Coding Week-3 Meeting
Attendees
- Gaurav Mishra
- Anupam Ghosh
- Michael C. Jaeger
- Shaheem Azmal
- Ayush Bhardwaj
- Vasudev Maduri
- Omar Mohamed
- Kaushlendra Pratap
- Shreya Singh
Discussions
- Results from Markov implemented text files that were validated by nomos.
- Reusing Unclassified_licenses labeled files by adding significant keywords.
- To implement the algorithms on few more licenses that are MIT and Apache to get a generalized view on both the approaches.
- To-do: Validation on n-gram generated licenses and compare both the results.
- How to not make the dataset biased.
Week 3 Progress
- Generated MIT-0, MIT, MITNFA, MIT-CMU, MIT-enna, MIT-feh, MIT-advertising, Apache-1.1, Apache-2.0, Apache-1.0 licenses and got them validated them using nomos.

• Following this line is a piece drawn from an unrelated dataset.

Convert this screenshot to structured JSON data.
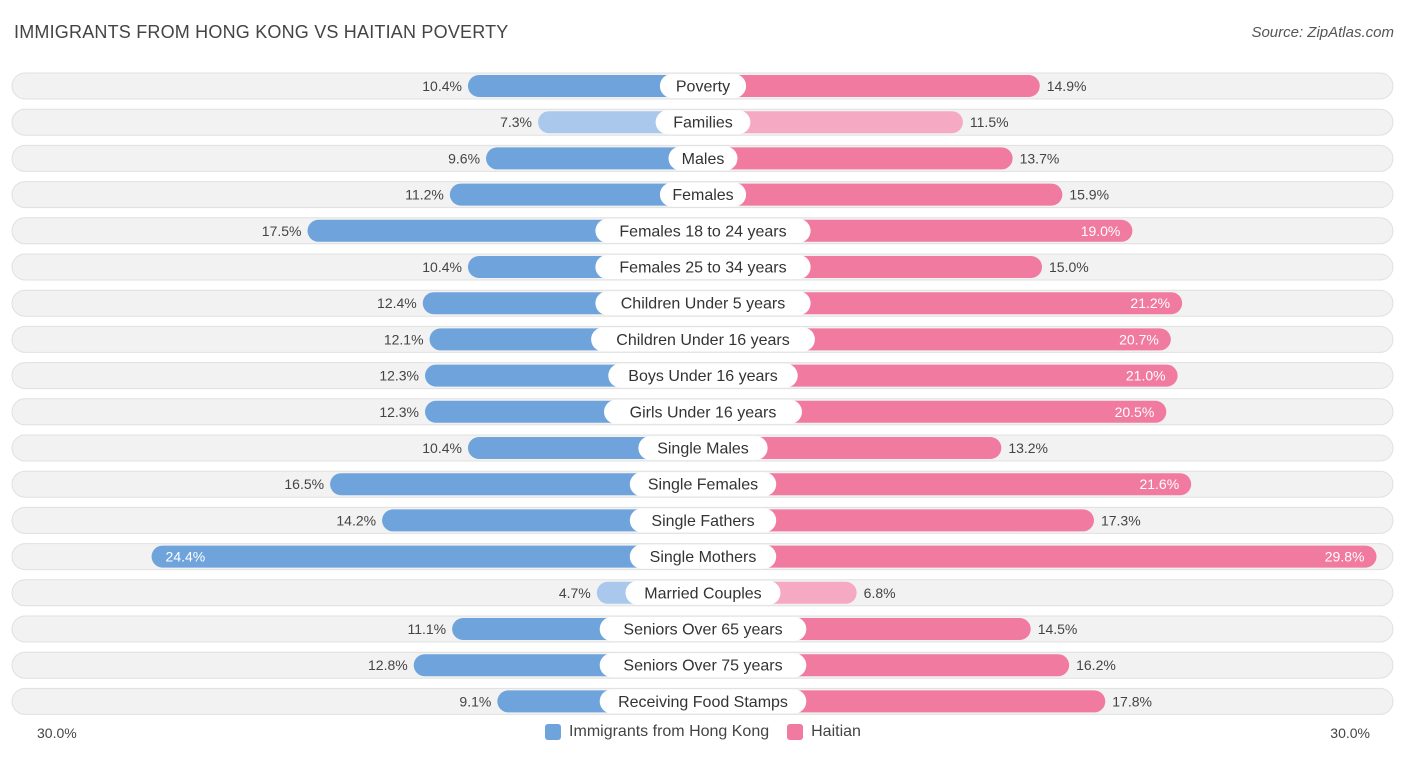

- Implemented ngram + markov approach to generate all the files.
- Tweaked regex implementation while generating files for these licenses which further improved the results during validation.
- Segregated different labeled license files in different folders.
- Working on a script to automate the entire process.
- Worksamples : GeneratedFiles, Markov_implementation, filesgen-markov, fileshen-ngram
Conclusion and Further Plans
Automate the entire process for different licenses and get them validated using Nomos.